Portomarin - Palais de Rei
25 km à 65km de Compostelle
Mine de rien, j'approche de Compostelle, il ne reste que 65 kilomètres à parcourir. Depuis le kilomètre 130, il y a des bornes à tous les 500 mètres qui font le compte à rebours. C'est sûrement encourageant pour ceux qui marchent avec des blessures, mais cela peut être aussi décourageant en nous mettant toujours dans la tête ce qui nous reste à marcher.
Après avoir marché 700 kilomètres, les montées et les descentes sont vraiment faciles. C'est vrai que je traîne 25 livres de moins. Quand je suis parti, je pesais 185 livres, et maintenant mon poids est de 160 livres. Mon cœur bat beaucoup moins vite au repos, je me ne souviens pas de l'avoir entendu battre si lentement. C'est vraiment plaisant. J'ai l'impression d'avoir un corps tout neuf !
Je continue à rêver à une douche chaude. Il pleut encore beaucoup aujourd'hui. Si seulement, ça pouvait être de l'eau chaude qui me tombe sur la tête…
J'arrive tôt à Palais de Rei. Il y a une cordée de sacs à dos à la porte de l'auberge. Pour les pèlerins qui le désirent un service de transport de bagages est disponible.
Il y a beaucoup de nouveaux pèlerins sur le chemin, des gens que je n'ai jamais vus auparavant. Plusieurs personnes commencent leur marche à O Cebreiro et marchent pendant une semaine pour se rendre à Compostelle. Des 40 personnes qui sont dans l'auberge, seulement trois sont partis depuis St-Jean Pied de Port.
C'est bientôt la fin, je me sens seul. Je m'ennuie des pèlerins que j'ai rencontrés sur la route. J'aurais aimé partager avec eux les émotions que me procure la marche de mes derniers kilomètres.
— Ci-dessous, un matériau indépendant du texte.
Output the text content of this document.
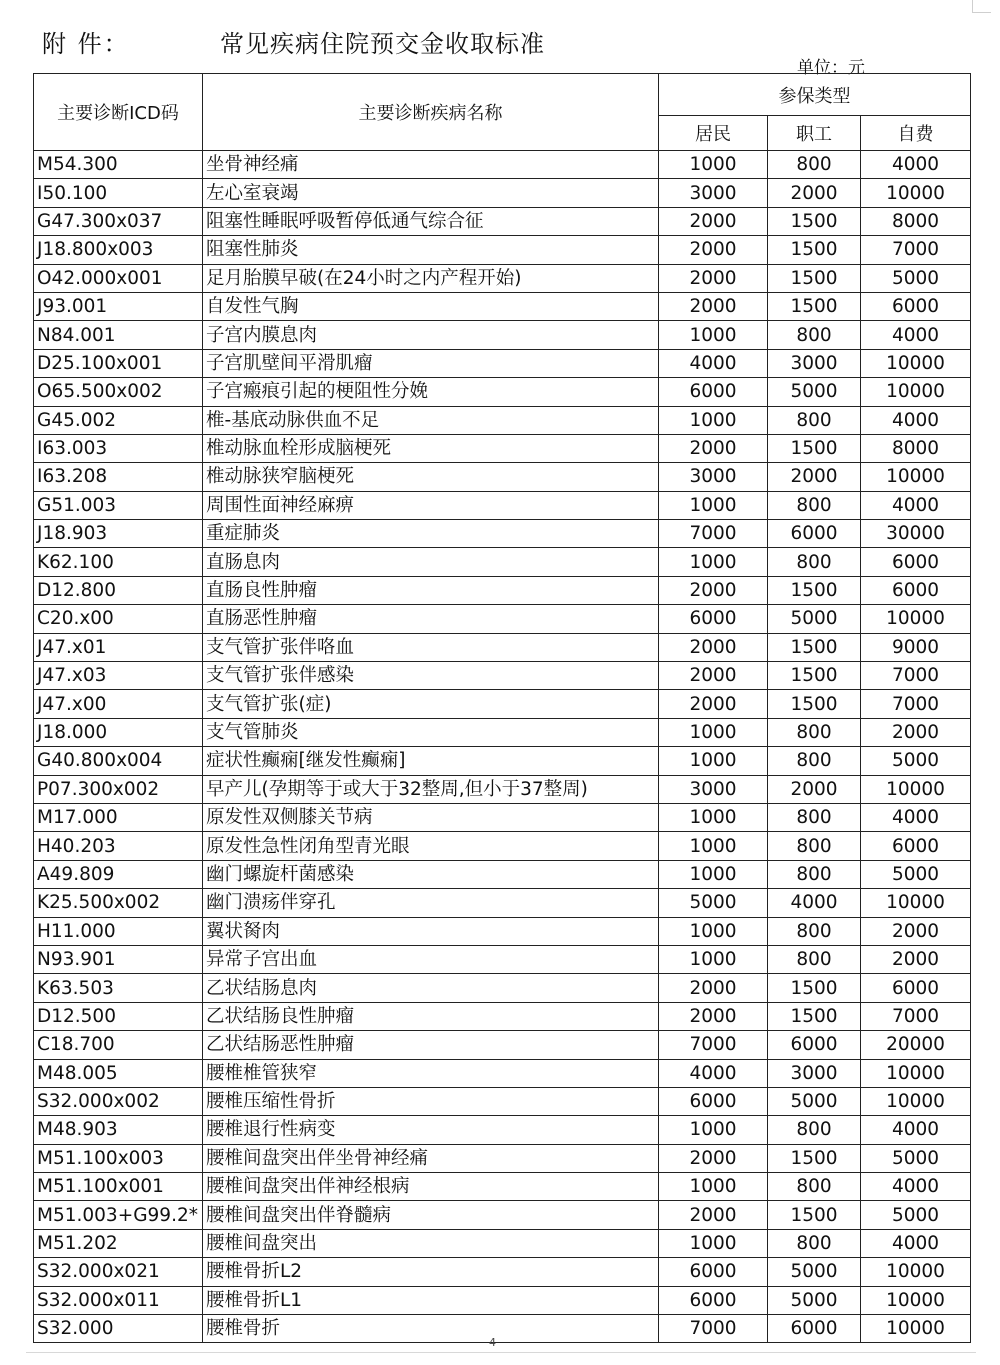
附 件：	常见疾病住院预交金收取标准
单位：元
主要诊断ICD码	主要诊断疾病名称	参保类型		
		居民	职工	自费
M54.300	坐骨神经痛	1000	800	4000
I50.100	左心室衰竭	3000	2000	10000
G47.300x037	阻塞性睡眠呼吸暂停低通气综合征	2000	1500	8000
J18.800x003	阻塞性肺炎	2000	1500	7000
O42.000x001	足月胎膜早破(在24小时之内产程开始)	2000	1500	5000
J93.001	自发性气胸	2000	1500	6000
N84.001	子宫内膜息肉	1000	800	4000
D25.100x001	子宫肌壁间平滑肌瘤	4000	3000	10000
O65.500x002	子宫瘢痕引起的梗阻性分娩	6000	5000	10000
G45.002	椎-基底动脉供血不足	1000	800	4000
I63.003	椎动脉血栓形成脑梗死	2000	1500	8000
I63.208	椎动脉狭窄脑梗死	3000	2000	10000
G51.003	周围性面神经麻痹	1000	800	4000
J18.903	重症肺炎	7000	6000	30000
K62.100	直肠息肉	1000	800	6000
D12.800	直肠良性肿瘤	2000	1500	6000
C20.x00	直肠恶性肿瘤	6000	5000	10000
J47.x01	支气管扩张伴咯血	2000	1500	9000
J47.x03	支气管扩张伴感染	2000	1500	7000
J47.x00	支气管扩张(症)	2000	1500	7000
J18.000	支气管肺炎	1000	800	2000
G40.800x004	症状性癫痫[继发性癫痫]	1000	800	5000
P07.300x002	早产儿(孕期等于或大于32整周,但小于37整周)	3000	2000	10000
M17.000	原发性双侧膝关节病	1000	800	4000
H40.203	原发性急性闭角型青光眼	1000	800	6000
A49.809	幽门螺旋杆菌感染	1000	800	5000
K25.500x002	幽门溃疡伴穿孔	5000	4000	10000
H11.000	翼状胬肉	1000	800	2000
N93.901	异常子宫出血	1000	800	2000
K63.503	乙状结肠息肉	2000	1500	6000
D12.500	乙状结肠良性肿瘤	2000	1500	7000
C18.700	乙状结肠恶性肿瘤	7000	6000	20000
M48.005	腰椎椎管狭窄	4000	3000	10000
S32.000x002	腰椎压缩性骨折	6000	5000	10000
M48.903	腰椎退行性病变	1000	800	4000
M51.100x003	腰椎间盘突出伴坐骨神经痛	2000	1500	5000
M51.100x001	腰椎间盘突出伴神经根病	1000	800	4000
M51.003+G99.2*	腰椎间盘突出伴脊髓病	2000	1500	5000
M51.202	腰椎间盘突出	1000	800	4000
S32.000x021	腰椎骨折L2	6000	5000	10000
S32.000x011	腰椎骨折L1	6000	5000	10000
S32.000	腰椎骨折	7000	6000	10000
4
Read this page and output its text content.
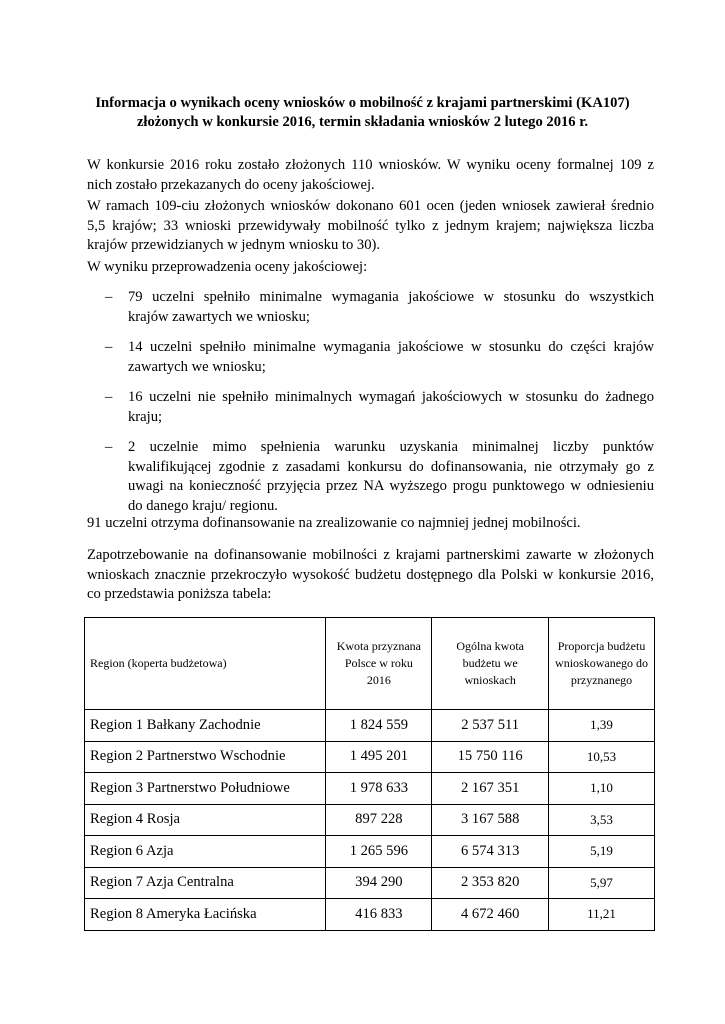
Informacja o wynikach oceny wniosków o mobilność z krajami partnerskimi (KA107)
złożonych w konkursie 2016, termin składania wniosków 2 lutego 2016 r.

W konkursie 2016 roku zostało złożonych 110 wniosków. W wyniku oceny formalnej 109 z
nich zostało przekazanych do oceny jakościowej.

W ramach 109-ciu złożonych wniosków dokonano 601 ocen (jeden wniosek zawierał średnio
5,5 krajów; 33 wnioski przewidywały mobilność tylko z jednym krajem; największa liczba
krajów przewidzianych w jednym wniosku to 30).

W wyniku przeprowadzenia oceny jakościowej:

– 79 uczelni spełniło minimalne wymagania jakościowe w stosunku do wszystkich
krajów zawartych we wniosku;
– 14 uczelni spełniło minimalne wymagania jakościowe w stosunku do części krajów
zawartych we wniosku;
– 16 uczelni nie spełniło minimalnych wymagań jakościowych w stosunku do żadnego
kraju;
– 2 uczelnie mimo spełnienia warunku uzyskania minimalnej liczby punktów
kwalifikującej zgodnie z zasadami konkursu do dofinansowania, nie otrzymały go z
uwagi na konieczność przyjęcia przez NA wyższego progu punktowego w odniesieniu
do danego kraju/ regionu.

91 uczelni otrzyma dofinansowanie na zrealizowanie co najmniej jednej mobilności.

Zapotrzebowanie na dofinansowanie mobilności z krajami partnerskimi zawarte w złożonych
wnioskach znacznie przekroczyło wysokość budżetu dostępnego dla Polski w konkursie 2016,
co przedstawia poniższa tabela:

Region (koperta budżetowa)	Kwota przyznana
Polsce w roku
2016	Ogólna kwota
budżetu we
wnioskach	Proporcja budżetu
wnioskowanego do
przyznanego

Region 1 Bałkany Zachodnie	1 824 559	2 537 511	1,39
Region 2 Partnerstwo Wschodnie	1 495 201	15 750 116	10,53
Region 3 Partnerstwo Południowe	1 978 633	2 167 351	1,10
Region 4 Rosja	897 228	3 167 588	3,53
Region 6 Azja	1 265 596	6 574 313	5,19
Region 7 Azja Centralna	394 290	2 353 820	5,97
Region 8 Ameryka Łacińska	416 833	4 672 460	11,21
Aussitôt entré dans l'auberge, je me dirige vers les douches. Il y a de l'eau chaude. C'est une douche avec un bouton. Pour avoir de l'eau chaude, il faut peser sur le "piton". Et bien, j'ai une main qui pèse continuellement sur le "piton", et l'autre qui savonne. Je reste comme ça longtemps, mais pas trop, je dois penser aux autres personnes qui eux aussi ont droit d'avoir une douche chaude. Un autre rêve de réalisé, ça fait du bien…
Il y a une Américaine dans le dortoir. Elle a la mine basse. Je pense qu'elle se sent seule. Je me dis qu'être américain en Europe dans le contexte de la guerre en Irak, cela ne doit pas être toujours évident. Je décide d'aller lui dire bonjour. Je me présente : « bonjour mon nom est Éric, je suis Canadien ». Je trouve difficile de faire la conversation avec elle. Peut-être a-t-elle le goût d'être seule, une chose est sûre c'e n'est pas moi qui va lui remonter le moral.
Heureusement, mon ami Claude m'invite à souper. Demain, nos routes vont se séparer, il rejoint sa femme à l'hôtel. Ils vont terminer la route ensemble.
Nous allons souper au restaurant du coin. À une table près de la nôtre, je suis surpris de voir l'Américaine et Georges le loyaliste en train de dîner ensemble. On se salue avec un petit sourire poli. Je trouve la situation pathétique. D'un côté du restaurant, il y a un Français et un Canadien, et de l'autre, il y a une Américaine et un Anglais. Décidément, il y a de la politique dans l'air.